As it would have been very cruel to deprive her of this rather vague species of comfort, Eleanor said nothing, and the evening ended almost cheerfully. But the next day was that appointed for Mr. de Crespigny’s funeral and the reading of the will; and Laura’s anxiety was now really greater than it had ever been. She could not help believing Eleanor’s story of the forgery, though she had struggled long against the conviction that had been forced upon her; and her only hope was that her lover would repent, and suffer his aunts to inherit the wealth which had been no doubt bequeathed to them. Frivolous and shallow as this girl was, she could not for a moment contemplate marrying Launcelot under any other circumstances.
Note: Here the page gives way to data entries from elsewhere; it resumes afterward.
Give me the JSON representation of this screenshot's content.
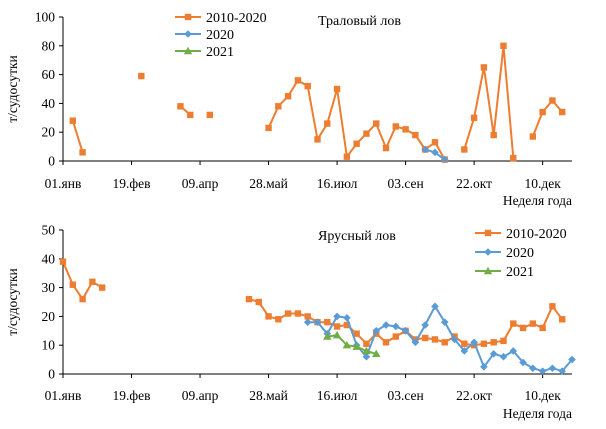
{
  "chart_data": [
    {
      "type": "line",
      "annotation": "Траловый лов",
      "ylabel": "т/судосутки",
      "xlabel": "Неделя года",
      "ylim": [
        0,
        100
      ],
      "yticks": [
        0,
        20,
        40,
        60,
        80,
        100
      ],
      "xlim": [
        1,
        53
      ],
      "xticks": [
        {
          "week": 1,
          "label": "01.янв"
        },
        {
          "week": 8,
          "label": "19.фев"
        },
        {
          "week": 15,
          "label": "09.апр"
        },
        {
          "week": 22,
          "label": "28.май"
        },
        {
          "week": 29,
          "label": "16.июл"
        },
        {
          "week": 36,
          "label": "03.сен"
        },
        {
          "week": 43,
          "label": "22.окт"
        },
        {
          "week": 50,
          "label": "10.дек"
        }
      ],
      "grid": false,
      "legend": "top-left",
      "series": [
        {
          "name": "2010-2020",
          "color": "#ED7D31",
          "marker": "square",
          "segments": [
            [
              [
                2,
                28
              ],
              [
                3,
                6
              ]
            ],
            [
              [
                9,
                59
              ]
            ],
            [
              [
                13,
                38
              ],
              [
                14,
                32
              ]
            ],
            [
              [
                16,
                32
              ]
            ],
            [
              [
                22,
                23
              ],
              [
                23,
                38
              ],
              [
                24,
                45
              ],
              [
                25,
                56
              ],
              [
                26,
                52
              ],
              [
                27,
                15
              ],
              [
                28,
                26
              ],
              [
                29,
                50
              ],
              [
                30,
                3
              ],
              [
                31,
                12
              ],
              [
                32,
                19
              ],
              [
                33,
                26
              ],
              [
                34,
                9
              ],
              [
                35,
                24
              ],
              [
                36,
                22
              ],
              [
                37,
                18
              ],
              [
                38,
                8
              ],
              [
                39,
                13
              ],
              [
                40,
                1
              ]
            ],
            [
              [
                42,
                8
              ],
              [
                43,
                30
              ],
              [
                44,
                65
              ],
              [
                45,
                18
              ],
              [
                46,
                80
              ],
              [
                47,
                2
              ]
            ],
            [
              [
                49,
                17
              ],
              [
                50,
                34
              ],
              [
                51,
                42
              ],
              [
                52,
                34
              ]
            ]
          ]
        },
        {
          "name": "2020",
          "color": "#5B9BD5",
          "marker": "diamond",
          "segments": [
            [
              [
                38,
                8
              ],
              [
                39,
                6
              ],
              [
                40,
                1
              ]
            ]
          ]
        },
        {
          "name": "2021",
          "color": "#70AD47",
          "marker": "triangle",
          "segments": []
        }
      ]
    },
    {
      "type": "line",
      "annotation": "Ярусный лов",
      "ylabel": "т/судосутки",
      "xlabel": "Неделя года",
      "ylim": [
        0,
        50
      ],
      "yticks": [
        0,
        10,
        20,
        30,
        40,
        50
      ],
      "xlim": [
        1,
        53
      ],
      "xticks": [
        {
          "week": 1,
          "label": "01.янв"
        },
        {
          "week": 8,
          "label": "19.фев"
        },
        {
          "week": 15,
          "label": "09.апр"
        },
        {
          "week": 22,
          "label": "28.май"
        },
        {
          "week": 29,
          "label": "16.июл"
        },
        {
          "week": 36,
          "label": "03.сен"
        },
        {
          "week": 43,
          "label": "22.окт"
        },
        {
          "week": 50,
          "label": "10.дек"
        }
      ],
      "grid": false,
      "legend": "top-right",
      "series": [
        {
          "name": "2010-2020",
          "color": "#ED7D31",
          "marker": "square",
          "segments": [
            [
              [
                1,
                39
              ],
              [
                2,
                31
              ],
              [
                3,
                26
              ],
              [
                4,
                32
              ],
              [
                5,
                30
              ]
            ],
            [
              [
                20,
                26
              ],
              [
                21,
                25
              ],
              [
                22,
                20
              ],
              [
                23,
                19
              ],
              [
                24,
                21
              ],
              [
                25,
                21
              ],
              [
                26,
                20
              ],
              [
                27,
                18
              ],
              [
                28,
                18
              ],
              [
                29,
                16.5
              ],
              [
                30,
                17
              ],
              [
                31,
                14
              ],
              [
                32,
                10.5
              ],
              [
                33,
                14
              ],
              [
                34,
                11
              ],
              [
                35,
                13
              ],
              [
                36,
                15
              ],
              [
                37,
                12
              ],
              [
                38,
                12.5
              ],
              [
                39,
                12
              ],
              [
                40,
                11
              ],
              [
                41,
                13
              ],
              [
                42,
                10.5
              ],
              [
                43,
                10
              ],
              [
                44,
                10.5
              ],
              [
                45,
                11
              ],
              [
                46,
                11.5
              ],
              [
                47,
                17.5
              ],
              [
                48,
                16
              ],
              [
                49,
                17.5
              ],
              [
                50,
                16
              ],
              [
                51,
                23.5
              ],
              [
                52,
                19
              ]
            ]
          ]
        },
        {
          "name": "2020",
          "color": "#5B9BD5",
          "marker": "diamond",
          "segments": [
            [
              [
                26,
                18
              ],
              [
                27,
                18
              ],
              [
                28,
                14
              ],
              [
                29,
                20
              ],
              [
                30,
                19.5
              ],
              [
                31,
                10
              ],
              [
                32,
                6
              ],
              [
                33,
                15
              ],
              [
                34,
                17
              ],
              [
                35,
                16.5
              ],
              [
                36,
                15
              ],
              [
                37,
                11
              ],
              [
                38,
                17
              ],
              [
                39,
                23.5
              ],
              [
                40,
                18
              ],
              [
                41,
                12
              ],
              [
                42,
                8
              ],
              [
                43,
                11
              ],
              [
                44,
                2.5
              ],
              [
                45,
                7
              ],
              [
                46,
                6
              ],
              [
                47,
                8
              ],
              [
                48,
                4
              ],
              [
                49,
                2
              ],
              [
                50,
                1
              ],
              [
                51,
                2
              ],
              [
                52,
                1
              ],
              [
                53,
                5
              ]
            ]
          ]
        },
        {
          "name": "2021",
          "color": "#70AD47",
          "marker": "triangle",
          "segments": [
            [
              [
                28,
                13
              ],
              [
                29,
                13.5
              ],
              [
                30,
                10
              ],
              [
                31,
                9.5
              ],
              [
                32,
                8
              ],
              [
                33,
                7
              ]
            ]
          ]
        }
      ]
    }
  ]
}
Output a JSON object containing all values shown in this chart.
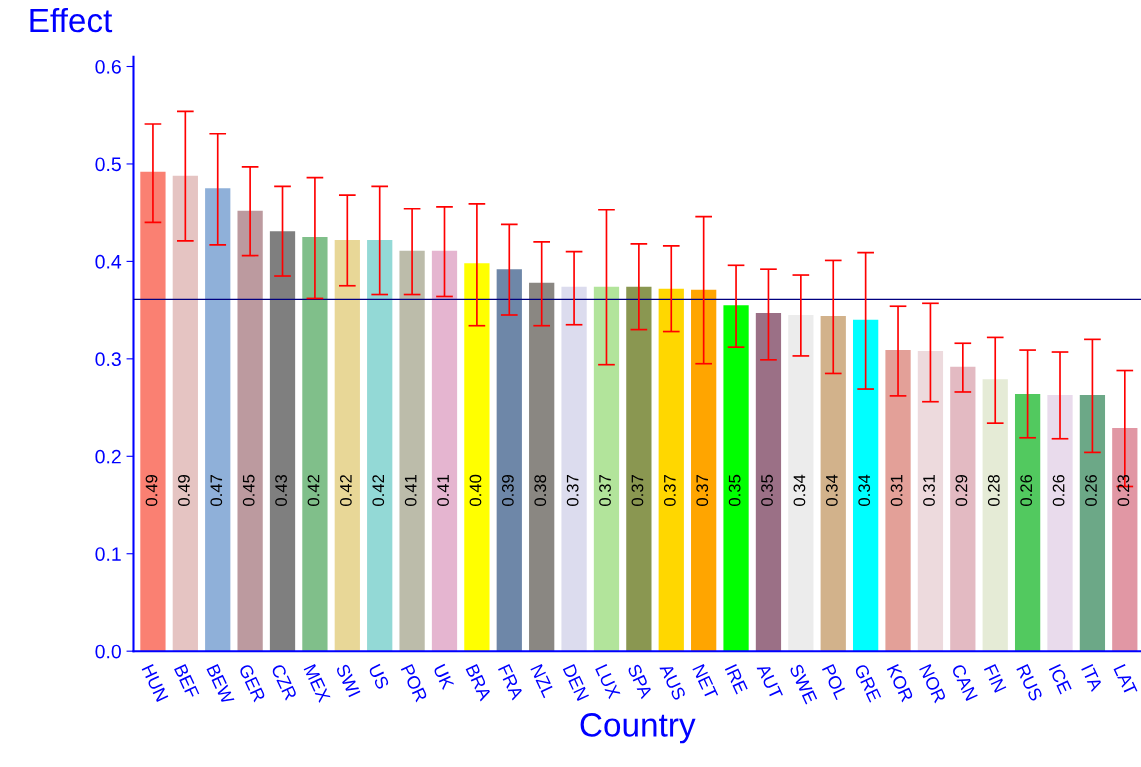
{
  "chart_data": {
    "type": "bar",
    "xlabel": "Country",
    "ylabel": "Effect",
    "categories": [
      "HUN",
      "BEF",
      "BEW",
      "GER",
      "CZR",
      "MEX",
      "SWI",
      "US",
      "POR",
      "UK",
      "BRA",
      "FRA",
      "NZL",
      "DEN",
      "LUX",
      "SPA",
      "AUS",
      "NET",
      "IRE",
      "AUT",
      "SWE",
      "POL",
      "GRE",
      "KOR",
      "NOR",
      "CAN",
      "FIN",
      "RUS",
      "ICE",
      "ITA",
      "LAT"
    ],
    "values": [
      0.492,
      0.488,
      0.475,
      0.452,
      0.431,
      0.425,
      0.422,
      0.422,
      0.411,
      0.411,
      0.398,
      0.392,
      0.378,
      0.374,
      0.374,
      0.374,
      0.372,
      0.371,
      0.355,
      0.347,
      0.345,
      0.344,
      0.34,
      0.309,
      0.308,
      0.292,
      0.279,
      0.264,
      0.263,
      0.263,
      0.229
    ],
    "errors": [
      [
        0.44,
        0.541
      ],
      [
        0.421,
        0.554
      ],
      [
        0.417,
        0.531
      ],
      [
        0.406,
        0.497
      ],
      [
        0.385,
        0.477
      ],
      [
        0.362,
        0.486
      ],
      [
        0.375,
        0.468
      ],
      [
        0.366,
        0.477
      ],
      [
        0.366,
        0.454
      ],
      [
        0.364,
        0.456
      ],
      [
        0.334,
        0.459
      ],
      [
        0.345,
        0.438
      ],
      [
        0.334,
        0.42
      ],
      [
        0.335,
        0.41
      ],
      [
        0.294,
        0.453
      ],
      [
        0.33,
        0.418
      ],
      [
        0.328,
        0.416
      ],
      [
        0.295,
        0.446
      ],
      [
        0.312,
        0.396
      ],
      [
        0.299,
        0.392
      ],
      [
        0.303,
        0.386
      ],
      [
        0.285,
        0.401
      ],
      [
        0.269,
        0.409
      ],
      [
        0.262,
        0.354
      ],
      [
        0.256,
        0.357
      ],
      [
        0.266,
        0.316
      ],
      [
        0.234,
        0.322
      ],
      [
        0.219,
        0.309
      ],
      [
        0.218,
        0.307
      ],
      [
        0.204,
        0.32
      ],
      [
        0.169,
        0.288
      ]
    ],
    "value_labels": [
      "0.49",
      "0.49",
      "0.47",
      "0.45",
      "0.43",
      "0.42",
      "0.42",
      "0.42",
      "0.41",
      "0.41",
      "0.40",
      "0.39",
      "0.38",
      "0.37",
      "0.37",
      "0.37",
      "0.37",
      "0.37",
      "0.35",
      "0.35",
      "0.34",
      "0.34",
      "0.34",
      "0.31",
      "0.31",
      "0.29",
      "0.28",
      "0.26",
      "0.26",
      "0.26",
      "0.23"
    ],
    "colors": [
      "#fa8072",
      "#e5c4c2",
      "#8fb0d9",
      "#bc9a9f",
      "#7f7f7f",
      "#80bf8a",
      "#e8d797",
      "#93d9d6",
      "#bcbcaa",
      "#e5b5d0",
      "#ffff00",
      "#6e87a8",
      "#8a8782",
      "#dcdcee",
      "#b2e49b",
      "#8a9751",
      "#ffd700",
      "#ffa500",
      "#00ff00",
      "#9b7086",
      "#ececec",
      "#d2b28b",
      "#00ffff",
      "#e3a098",
      "#eddadd",
      "#e3bac2",
      "#e5ebd6",
      "#52c95f",
      "#e9dbec",
      "#6ca887",
      "#e197a4"
    ],
    "ylim": [
      0,
      0.61
    ],
    "yticks": [
      {
        "value": 0,
        "label": "0.0"
      },
      0.1,
      0.2,
      0.3,
      0.4,
      0.5,
      0.6
    ],
    "ref_lines": [
      {
        "axis": "y",
        "value": 0.361,
        "color": "#000080"
      }
    ],
    "grid": false
  }
}
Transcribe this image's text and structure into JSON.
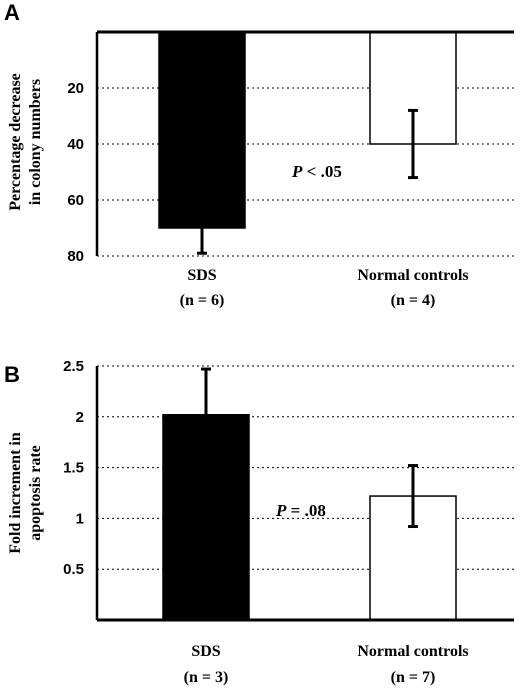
{
  "chart_data": [
    {
      "type": "bar",
      "panel": "A",
      "ylabel": [
        "Percentage decrease",
        "in colony numbers"
      ],
      "inverted": true,
      "ylim": [
        0,
        80
      ],
      "yticks": [
        "20",
        "40",
        "60",
        "80"
      ],
      "grid": true,
      "categories": [
        {
          "name": "SDS",
          "n": "(n = 6)"
        },
        {
          "name": "Normal controls",
          "n": "(n = 4)"
        }
      ],
      "values": [
        70,
        40
      ],
      "errors": [
        9,
        12
      ],
      "fills": [
        "#000000",
        "#ffffff"
      ],
      "annotation": {
        "p": "P",
        "rest": " < .05"
      }
    },
    {
      "type": "bar",
      "panel": "B",
      "ylabel": [
        "Fold increment in",
        "apoptosis rate"
      ],
      "inverted": false,
      "ylim": [
        0,
        2.5
      ],
      "yticks": [
        "0.5",
        "1",
        "1.5",
        "2",
        "2.5"
      ],
      "grid": true,
      "categories": [
        {
          "name": "SDS",
          "n": "(n = 3)"
        },
        {
          "name": "Normal controls",
          "n": "(n = 7)"
        }
      ],
      "values": [
        2.02,
        1.22
      ],
      "errors": [
        0.45,
        0.3
      ],
      "fills": [
        "#000000",
        "#ffffff"
      ],
      "annotation": {
        "p": "P",
        "rest": " = .08"
      }
    }
  ]
}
She could not think of sharing with him a fortune that had been gained by fraud.
“I know he will confess the truth,” she said to Eleanor, upon the morning of the funeral; “he was led into doing wrong by his friend that wicked Frenchman. It was only the impulse of the moment. He has been sorry ever since, I dare say. He will undo what he has done.”
“But if the real will has been destroyed?”
“Then his two aunts and his mother would share the estate between them. My guardian told me so the other day when I asked him some question about the fortune. And he told Launcelot the same thing that night in the library, when they had the conversation about my fortune.”